The Economic Impact Payment (EIP), or “stimulus check,” you may have received will be reported as a refundable tax credit on your 2020 individual income tax return. The EIPs are treated as advancements on the tax credit, meaning the payment you received will not be considered taxable income to you. If you received the full amount you are entitled to, then you have claimed the full credit and will not be required to pay back any portion of the payment. If you received less than you were entitled to, due to decreased income in 2020 or perhaps having a baby which would be reported as a new dependent on your 2020 return, you are able to claim the additional amount of the credit when you file your taxes.

2020 RMD Holiday

The CARES Act waives all required minimum distributions (RMDs) from IRAs and retirement accounts for calendar year 2020. If you did not withdraw your 2020 RMD, or did withdraw it but later returned the withdrawal within the permitted timeframe, the amount of your usual RMD will not be included in your taxable income. As a result, you may not receive a 1099-R reporting the distribution. If you are under age 59 ½ and took a distribution from your retirement account to offset the financial impacts of the pandemic, you have the option to spread the tax liability for the withdrawal over the next three years. We can help you analyze your tax liability for any such distribution and determine the best option based on your specific circumstances.

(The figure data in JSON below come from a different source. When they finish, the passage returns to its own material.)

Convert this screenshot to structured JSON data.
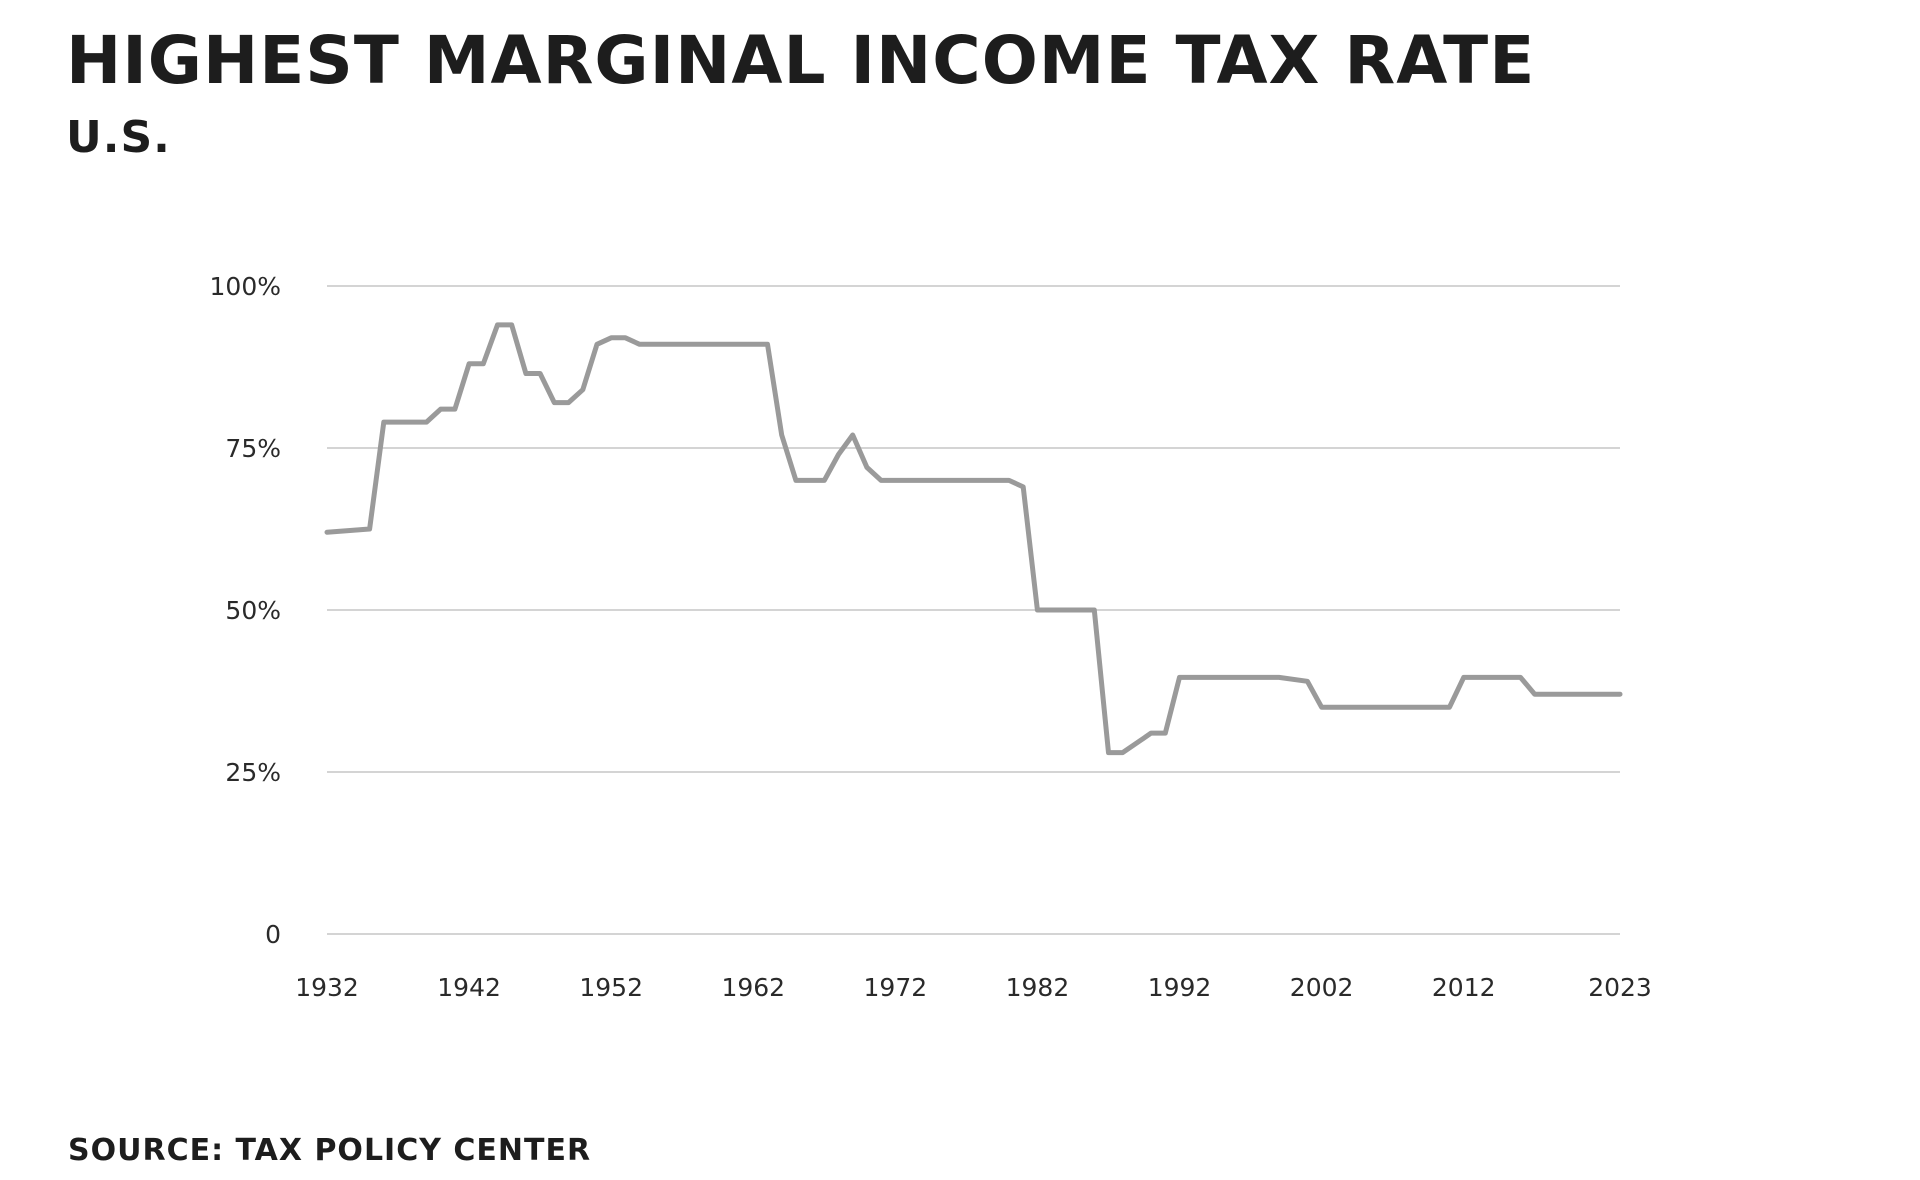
{
  "title": "HIGHEST MARGINAL INCOME TAX RATE",
  "subtitle": "U.S.",
  "source": "SOURCE: TAX POLICY CENTER",
  "colors": {
    "line": "#9a9a9a",
    "grid": "#d4d4d4",
    "text": "#1d1d1d"
  },
  "chart_data": {
    "type": "line",
    "title": "HIGHEST MARGINAL INCOME TAX RATE",
    "subtitle": "U.S.",
    "xlabel": "",
    "ylabel": "",
    "xlim": [
      1932,
      2023
    ],
    "ylim": [
      0,
      100
    ],
    "grid": true,
    "x_ticks": [
      1932,
      1942,
      1952,
      1962,
      1972,
      1982,
      1992,
      2002,
      2012,
      2023
    ],
    "x_tick_labels": [
      "1932",
      "1942",
      "1952",
      "1962",
      "1972",
      "1982",
      "1992",
      "2002",
      "2012",
      "2023"
    ],
    "y_ticks": [
      0,
      25,
      50,
      75,
      100
    ],
    "y_tick_labels": [
      "0",
      "25%",
      "50%",
      "75%",
      "100%"
    ],
    "series": [
      {
        "x": [
          1932,
          1935,
          1936,
          1939,
          1940,
          1941,
          1942,
          1943,
          1944,
          1945,
          1946,
          1947,
          1948,
          1949,
          1950,
          1951,
          1952,
          1953,
          1954,
          1963,
          1964,
          1965,
          1967,
          1968,
          1969,
          1970,
          1971,
          1980,
          1981,
          1982,
          1986,
          1987,
          1988,
          1990,
          1991,
          1992,
          1999,
          2001,
          2002,
          2011,
          2012,
          2016,
          2017,
          2023
        ],
        "y": [
          62,
          62.5,
          79,
          79,
          81,
          81,
          88,
          88,
          94,
          94,
          86.5,
          86.5,
          82,
          82,
          84,
          91,
          92,
          92,
          91,
          91,
          77,
          70,
          70,
          74,
          77,
          72,
          70,
          70,
          69,
          50,
          50,
          28,
          28,
          31,
          31,
          39.6,
          39.6,
          39,
          35,
          35,
          39.6,
          39.6,
          37,
          37
        ]
      }
    ]
  }
}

Special Charitable Deduction

With so many people, businesses and organizations struggling to survive the pandemic, the CARES Act implemented a special charitable tax deduction for individuals who take the standard deduction instead of itemizing deductions on their return. Normally, charitable giving is only deductible when you itemize. However, under the special provision, anyone choosing the standard deduction who made a cash donation to a qualifying charity in 2020 can deduct up to $300 on their income tax return. If you typically opt for the standard deduction but made charitable donations in 2020, you should provide your tax preparer with a donation receipt to claim this deduction.